Algumas vielas são longas, mas bem estreitas, cercadas de paredes altas. Muitas dessas paredes são residências. De noite não são muito iluminadas, pois só contam com as luzes das residências no entorno. Algumas vielas não cabem nem duas pessoas andando lado a lado. Outras já tem um pouco mais de espaço. A viela escolhida por parte dos jovens que morreram na madrugada do domingo era estreita, escura e baixa, pois para entrar nela era preciso descer uma escada.

As vielas de Paraisópolis são feitas de cimento e funcionam como caminhos abertos entre as casas para facilitar o acesso de quem mora ali. A população estimada da comunidade é de 100 mil pessoas. Foi em um desses corredores minúsculos que parte da multidão tentou fugir da PM na madrugada do dia 1º de dezembro. Por falta de espaço, iluminação e com os bloqueios em todas as saídas, a ação da PM terminou com nove jovens encurralados e mortos, de acordo com moradores. Todas as saídas foram bloqueadas por viaturas da PM.

Segundo moradores, o policiamento na favela aumentou muito desde que o sargento da PM Ronald Ruas Silva foi morto em 1º de novembro de 2019. De lá para cá, não houve um dia que a PM não esteve na favela. Os últimos trinta dias foram marcados por ameaças diárias, conforme mostrou reportagem da Ponte.

O sargento foi morto próximo do cruzamento da avenida Hebe Camargo com a rua Rudolf Lutze, mesmo local que, segundo a versão policial, uma moto começou a ser perseguida pelas viaturas. Essa perseguição, ainda de acordo com a PM, teria motivado o tumulto no baile. A Rudolf Lutze é uma das ruas em que o Baile da Dz7 acontece.

Esquina da avenida Hebe Camargo com a rua Rudolf Lutze | Foto: Paloma Vasconcelos/Ponte Jornalismo

Uma moradora relatou à Ponte que costuma frequentar o baile, mas que desde a morte do sargento Ruas a repressão aumentou. “Depois da morte do sargento já não tava tendo tanto baile assim, mas tava rolando de certa maneira.
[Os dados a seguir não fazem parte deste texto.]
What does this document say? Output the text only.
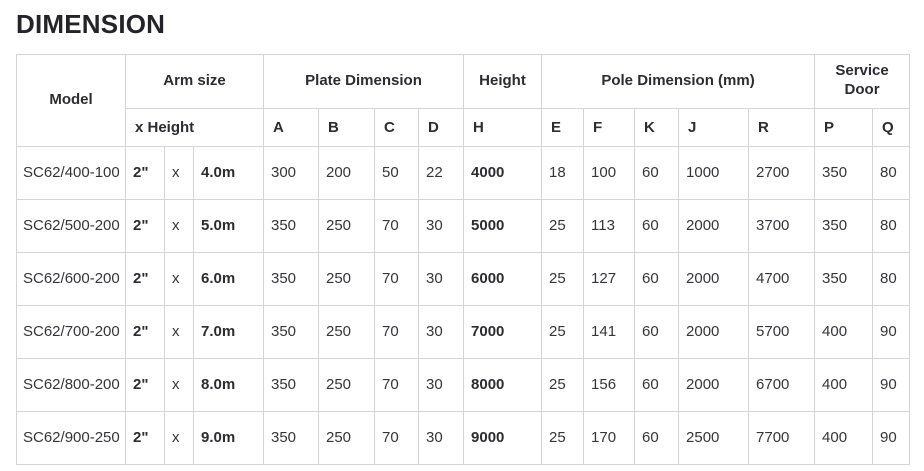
DIMENSION
Model	Arm size			Plate Dimension				Height	Pole Dimension (mm)					Service Door	
	x Height			A	B	C	D	H	E	F	K	J	R	P	Q
SC62/400-100	2"	x	4.0m	300	200	50	22	4000	18	100	60	1000	2700	350	80
SC62/500-200	2"	x	5.0m	350	250	70	30	5000	25	113	60	2000	3700	350	80
SC62/600-200	2"	x	6.0m	350	250	70	30	6000	25	127	60	2000	4700	350	80
SC62/700-200	2"	x	7.0m	350	250	70	30	7000	25	141	60	2000	5700	400	90
SC62/800-200	2"	x	8.0m	350	250	70	30	8000	25	156	60	2000	6700	400	90
SC62/900-250	2"	x	9.0m	350	250	70	30	9000	25	170	60	2500	7700	400	90
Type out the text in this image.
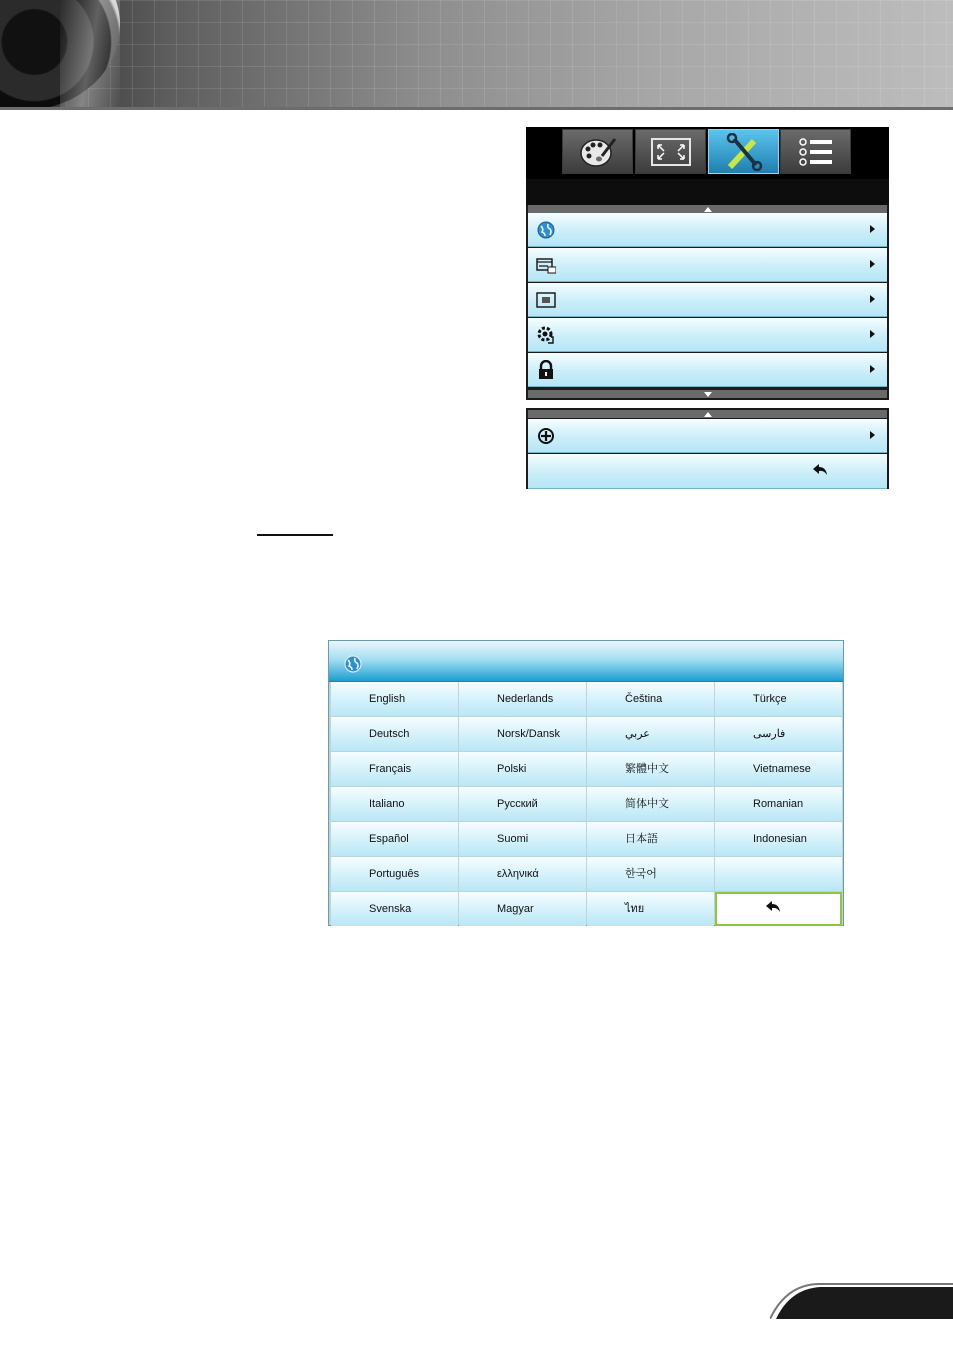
English
Deutsch
Français
Italiano
Español
Português
Svenska
Nederlands
Norsk/Dansk
Polski
Русский
Suomi
ελληνικά
Magyar
Čeština
عربي
繁體中文
简体中文
日本語
한국어
ไทย
Türkçe
فارسی
Vietnamese
Romanian
Indonesian
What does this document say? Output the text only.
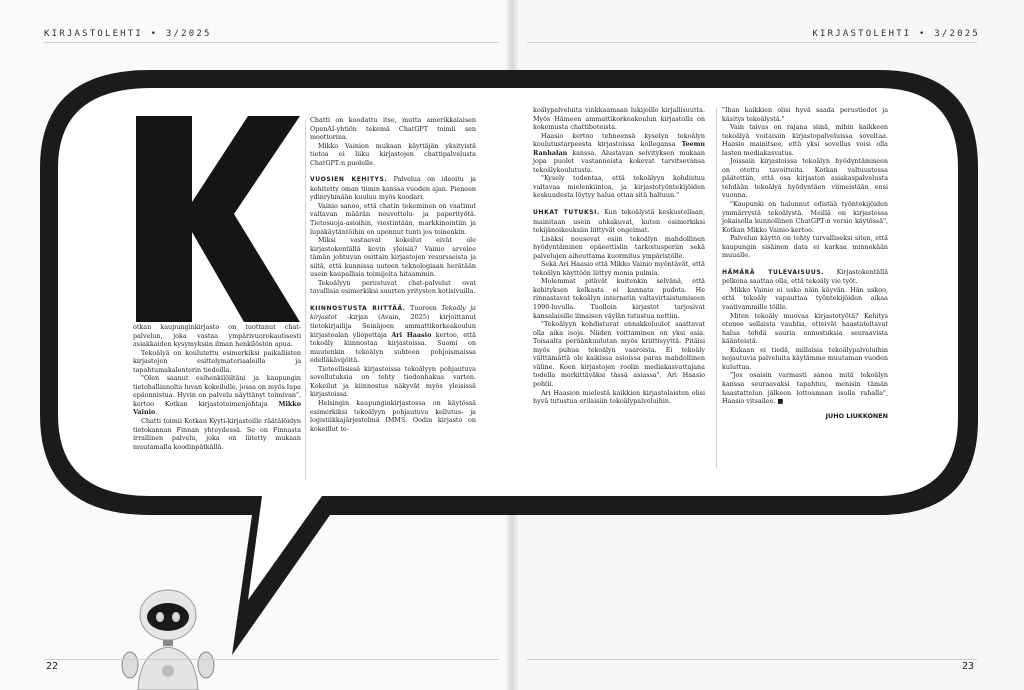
KIRJASTOLEHTI • 3/2025	KIRJASTOLEHTI • 3/2025

otkan kaupunginkirjasto on tuottanut chat-palvelun, joka vastaa ympärivuorokautisesti asiakkaiden kysymyksiin ilman henkilöstön apua.

Tekoälyä on koulutettu esimerkiksi paikallisten kirjastojen esittelymateriaaleilla ja tapahtumakalenterin tiedoilla.

"Olen saanut esihenkilöiltäni ja kaupungin tietohallinnolta luvan kokeilulle, jossa on myös lupa epäonnistua. Hyvin on palvelu näyttänyt toimivan", kertoo Kotkan kirjastotoimenjohtaja Mikko Vainio.

Chatti toimii Kotkan Kyyti-kirjastoille räätälöidyn tietokannan Finnan yhteydessä. Se on Finnasta irrallinen palvelu, joka on liitetty mukaan muutamalla koodinpätkällä.

Chatti on koodattu itse, mutta amerikkalaisen OpenAI-yhtiön tekemä ChatGPT toimii sen moottorina.

Mikko Vainion mukaan käyttäjän yksityistä tietoa ei liiku kirjastojen chattipalvelusta ChatGPT:n puolelle.

VUOSIEN KEHITYS. Palvelua on ideoitu ja kehitetty oman tiimin kanssa vuoden ajan. Pieneen ydinryhmään kuuluu myös koodari.

Vainio sanoo, että chatin tekeminen on vaatinut valtavan määrän neuvottelu- ja paperityötä. Tietosuoja-asioihin, viestintään, markkinointiin ja lupakäytäntöihin on uponnut tunti jos toinenkin.

Miksi vastaavat kokeilut eivät ole kirjastokentällä kovin yleisiä? Vainio arvelee tämän johtuvan osittain kirjastojen resursseista ja siitä, että kunnissa uuteen teknologiaan herätään usein kaupallisia toimijoita hitaammin.

Tekoälyyn perustuvat chat-palvelut ovat tavallisia esimerkiksi suurten yritysten kotisivuilla.

KIINNOSTUSTA RIITTÄÄ. Tuoreen Tekoäly ja kirjastot -kirjan (Avain, 2025) kirjoittanut tietokirjailija Seinäjoen ammattikorkeakoulun kirjastoalan yliopettaja Ari Haasio kertoo, että tekoäly kiinnostaa kirjastoissa. Suomi on muutenkin tekoälyn suhteen pohjoismaissa edelläkävijöitä.

Tieteellisissä kirjastoissa tekoälyyn pohjautuva sovellutuksia on tehty tiedonhakua varten. Kokeilut ja kiinnostus näkyvät myös yleisissä kirjastoissa.

Helsingin kaupunginkirjastossa on käytössä esimerkiksi tekoälyyn pohjautuva kellutus- ja logistiikkajärjestelmä IMMS. Oodin kirjasto on kokeillut te-

koälypalveluita vinkkaamaan lukijoille kirjallisuutta. Myös Hämeen ammattikorkeakoulun kirjastolla on kokemusta chattiboteista.

Haasio kertoo tehneensä kyselyn tekoälyn koulutustarpeesta kirjastoissa kollegansa Teemu Ranhalan kanssa. Alustavan selvityksen mukaan jopa puolet vastanneista kokevat tarvitsevansa tekoälykoulutusta.

"Kysely todentaa, että tekoälyyn kohdistuu valtavaa mielenkiintoa, ja kirjastotyöntekijöiden keskuudesta löytyy halua ottaa sitä haltuun."

UHKAT TUTUKSI. Kun tekoälystä keskustellaan, mainitaan usein uhkakuvat, kuten esimerkiksi tekijänoikeuksiin liittyvät ongelmat.

Lisäksi nousevat esiin tekoälyn mahdollinen hyödyntäminen epäeettisiin tarkoitusperiin sekä palvelujen aiheuttama kuormitus ympäristölle.

Sekä Ari Haasio että Mikko Vainio myöntävät, että tekoälyn käyttöön liittyy monia pulmia.

Molemmat pitävät kuitenkin selvänä, että kehityksen kelkasta ei kannata pudota. He rinnastavat tekoälyn internetin valtavirtaistumiseen 1990-luvulla. Tuolloin kirjastot tarjosivat kansalaisille ilmaisen väylän tutustua nettiin.

"Tekoälyyn kohdistuvat ennakkoluulot saattavat olla aika isoja. Niiden voittaminen on yksi asia. Toisaalta peräänkuulutan myös kriittisyyttä. Pitäisi myös puhua tekoälyn vaaroista. Ei tekoäly välttämättä ole kaikissa asioissa paras mahdollinen väline. Koen kirjastojen roolin mediakasvattajana todella merkittäväksi tässä asiassa", Ari Haasio pohtii.

Ari Haasion mielestä kaikkien kirjastolaisten olisi hyvä tutustua erilaisiin tekoälypalveluihin.

"Ihan kaikkien olisi hyvä saada perustiedot ja käsitys tekoälystä."

Vain taivas on rajana siinä, mihin kaikkeen tekoälyä voitaisiin kirjastopalveluissa soveltaa. Haasio mainitsee, että yksi sovellus voisi olla lasten mediakasvatus.

Joissain kirjastoissa tekoälyn hyödyntämiseen on otettu tavoitteita. Kotkan valtuustossa päätettiin, että osa kirjaston asiakaspalvelusta tehdään tekoälyä hyödyntäen viimeistään ensi vuonna.

"Kaupunki on halunnut edistää työntekijöiden ymmärrystä tekoälystä. Meillä on kirjastossa jokaisella kunnollinen ChatGPT:n versio käytössä", Kotkan Mikko Vainio kertoo.

Palvelun käyttö on tehty turvalliseksi siten, että kaupungin sisäinen data ei karkaa minnekään muualle.

HÄMÄRÄ TULEVAISUUS. Kirjastokentällä pelkona saattaa olla, että tekoäly vie työt.

Mikko Vainio ei usko näin käyvän. Hän uskoo, että tekoäly vapauttaa työntekijöiden aikaa vaativammille töille.

Miten tekoäly muovaa kirjastotyötä? Kehitys etenee sellaista vauhtia, etteivät haastateltavat halua tehdä suuria ennustuksia seuraavista käänteistä.

Kukaan ei tiedä, millaisia tekoälypalveluihin nojautuvia palveluita käytämme muutaman vuoden kuluttua.

"Jos osaisin varmasti sanoa mitä tekoälyn kanssa seuraavaksi tapahtuu, menisin tämän haastattelun jälkeen lottoamaan isolla rahalla", Haasio vitsailee. ■

JUHO LIUKKONEN
22	23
O baile ajuda a economia local, a noite em Paraisópolis é uma potência econômica e cultural, e já tava sofrendo com várias ações da PM, que vinha fechando os comércios”, explica.

A jovem conta como a favela enxerga as ações da PM. “A gente critica a forma violenta que é dada nessa gestão Doria na periferia, porque atinge o dia a dia do morador, atinge as questões econômicas do bairro, atinge a juventude, porque as pessoas não têm lazer, não tem lugar para ir, aí decide fazer um rolê barato, que é o baile, que é um ponto onde as pessoas consomem funk e se divertem, é um lugar de lazer”, crava. “Temos um Estado conservador que criminaliza o baile, que é uma cultura negra, periférica e marginal. O baile gira muito a renda, porque com o desemprego a galera virou autônoma e a noite a galera consome, eles vivem disso”, finaliza.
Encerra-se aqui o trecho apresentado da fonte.